Увы, надеждам не суждено было сбыться.
– Как можно скорее, – решил наместник. – Хотя… – Адриан на миг задумался. – Дело это тонкое, требует подготовки и обдумывания.
– То есть завтра я еще не еду? – усмехнулся Приск.
И на том, как говорится, спасибо.
– Я бы на месте трибуна спросил о финансировании поездки, – подсказал Афраний Декстр.
Адриан кивнул:
– Правильное замечание. Я выдам вексель к моему банкиру – получишь тысячу ауреев на экипировку. И еще тысячу – на дорожные расходы. Отчитываться за траты не надо, если выполнишь все как надо, – пошутил наместник.
Это было щедро.
– Я могу идти? – спросил Приск, забирая из рук наместника вексель.
– Идите оба.
И, уже когда Приск очутился у дверей, вслед донеслось:
– Чем ты так разозлил самую красивую женщину Антиохии?
– Я сказал, что моя жена прекраснее… – отозвался Приск.
Трибун слышал, закрывая дверь, как смеялся наместник.
* * *– Ну и как тебе поручение? – спросил Афраний, когда они уже покинули таблиний Адриана.
Впрочем, говорить, стоя у дворца, было не особенно удобно: по расчищенной и восстановленной дороге вереницей тянулись повозки, везущие дерево, камень, известь для восстановления покоев. Правили им в основном легионеры. Пока армия не отправилась в поход, солдаты вкалывали как колодники на каменоломнях.
– А ты знаешь, я уже начинаю привыкать к заданиям почти невыполнимым, – рассмеялся Приск.
– Я бы тут не стал добавлять «почти», – уточнил Афраний.
– Ага… не буду. Но эти без «почти» невыполнимые распоряжения мне нравятся.

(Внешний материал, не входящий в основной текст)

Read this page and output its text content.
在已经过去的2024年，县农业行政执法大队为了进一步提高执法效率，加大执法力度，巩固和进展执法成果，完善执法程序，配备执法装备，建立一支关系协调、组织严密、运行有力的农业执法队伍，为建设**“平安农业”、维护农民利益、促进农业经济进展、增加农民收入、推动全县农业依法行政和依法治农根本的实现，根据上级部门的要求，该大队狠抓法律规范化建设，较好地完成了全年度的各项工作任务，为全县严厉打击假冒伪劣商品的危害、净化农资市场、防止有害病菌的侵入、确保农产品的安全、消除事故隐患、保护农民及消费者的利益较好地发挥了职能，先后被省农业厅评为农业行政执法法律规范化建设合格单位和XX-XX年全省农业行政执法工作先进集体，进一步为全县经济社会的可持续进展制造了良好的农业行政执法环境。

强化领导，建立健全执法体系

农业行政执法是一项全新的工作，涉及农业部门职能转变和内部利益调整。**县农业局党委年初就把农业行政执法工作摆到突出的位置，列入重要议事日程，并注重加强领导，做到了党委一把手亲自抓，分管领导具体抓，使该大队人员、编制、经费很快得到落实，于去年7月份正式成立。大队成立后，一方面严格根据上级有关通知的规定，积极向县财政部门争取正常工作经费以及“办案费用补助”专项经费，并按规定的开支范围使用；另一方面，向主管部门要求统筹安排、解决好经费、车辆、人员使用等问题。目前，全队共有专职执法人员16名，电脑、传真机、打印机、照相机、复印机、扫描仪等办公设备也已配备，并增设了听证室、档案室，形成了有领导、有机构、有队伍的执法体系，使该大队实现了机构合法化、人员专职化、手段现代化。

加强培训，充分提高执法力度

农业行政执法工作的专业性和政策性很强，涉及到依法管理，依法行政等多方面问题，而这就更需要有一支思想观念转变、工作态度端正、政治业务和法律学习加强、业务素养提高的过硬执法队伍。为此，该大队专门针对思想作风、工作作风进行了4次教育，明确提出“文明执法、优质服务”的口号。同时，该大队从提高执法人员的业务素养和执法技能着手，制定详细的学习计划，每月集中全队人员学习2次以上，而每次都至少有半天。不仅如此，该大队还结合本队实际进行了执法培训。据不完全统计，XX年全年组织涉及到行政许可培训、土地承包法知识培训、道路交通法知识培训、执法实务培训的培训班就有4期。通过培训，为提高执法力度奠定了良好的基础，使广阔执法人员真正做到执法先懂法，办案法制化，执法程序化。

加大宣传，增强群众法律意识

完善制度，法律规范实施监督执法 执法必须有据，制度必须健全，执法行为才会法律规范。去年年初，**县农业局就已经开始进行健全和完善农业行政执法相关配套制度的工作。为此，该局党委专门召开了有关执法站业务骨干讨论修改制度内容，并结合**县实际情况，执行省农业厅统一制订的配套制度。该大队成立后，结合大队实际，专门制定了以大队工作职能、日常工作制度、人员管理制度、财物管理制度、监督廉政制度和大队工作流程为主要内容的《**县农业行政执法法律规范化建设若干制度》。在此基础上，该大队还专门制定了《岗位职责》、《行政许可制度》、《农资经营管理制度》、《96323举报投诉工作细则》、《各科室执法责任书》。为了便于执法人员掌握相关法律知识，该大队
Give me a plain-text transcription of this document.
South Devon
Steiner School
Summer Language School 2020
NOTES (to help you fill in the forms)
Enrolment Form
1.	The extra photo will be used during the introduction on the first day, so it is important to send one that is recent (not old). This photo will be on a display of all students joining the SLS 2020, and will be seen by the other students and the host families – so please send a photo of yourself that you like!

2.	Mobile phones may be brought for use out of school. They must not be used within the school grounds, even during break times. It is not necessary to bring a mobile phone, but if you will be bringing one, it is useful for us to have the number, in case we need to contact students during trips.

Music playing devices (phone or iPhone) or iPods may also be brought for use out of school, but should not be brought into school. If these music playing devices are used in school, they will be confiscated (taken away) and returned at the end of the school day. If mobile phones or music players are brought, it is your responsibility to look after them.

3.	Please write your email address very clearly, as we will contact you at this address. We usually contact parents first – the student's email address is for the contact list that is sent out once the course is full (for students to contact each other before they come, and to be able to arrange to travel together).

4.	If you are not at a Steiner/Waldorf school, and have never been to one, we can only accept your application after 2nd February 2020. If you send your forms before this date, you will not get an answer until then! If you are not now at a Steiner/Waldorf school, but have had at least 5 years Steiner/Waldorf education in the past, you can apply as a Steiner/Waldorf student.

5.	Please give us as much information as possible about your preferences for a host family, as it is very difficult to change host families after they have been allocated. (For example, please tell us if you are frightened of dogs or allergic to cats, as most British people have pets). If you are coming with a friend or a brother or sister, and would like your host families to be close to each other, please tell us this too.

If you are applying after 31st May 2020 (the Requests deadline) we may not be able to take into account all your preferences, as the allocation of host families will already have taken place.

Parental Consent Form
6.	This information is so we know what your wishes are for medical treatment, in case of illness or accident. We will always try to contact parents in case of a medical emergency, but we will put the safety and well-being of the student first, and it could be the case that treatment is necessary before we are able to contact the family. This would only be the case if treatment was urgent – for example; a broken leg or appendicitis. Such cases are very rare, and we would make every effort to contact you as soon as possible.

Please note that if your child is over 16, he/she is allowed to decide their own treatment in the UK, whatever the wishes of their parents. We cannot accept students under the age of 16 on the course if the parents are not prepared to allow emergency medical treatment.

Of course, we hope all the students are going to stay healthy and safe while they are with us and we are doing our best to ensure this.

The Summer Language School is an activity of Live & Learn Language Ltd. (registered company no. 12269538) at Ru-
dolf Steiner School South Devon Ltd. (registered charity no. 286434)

– И ты знаешь, как все исполнить?
– Понятия не имею…
– Поразительно, как Адриан радеет о победах дядюшки… – восхитился Афраний.
Приск не сомневался, что фрументарий фальшивит: оба они давно изучили патрона, и оба знали, что радеет сейчас Адриан не о победах Траяна, а о сохранении его армии. Которая скоро – и даже очень скоро – должна перейти под командование Адриана. Императора без легионов не бывает.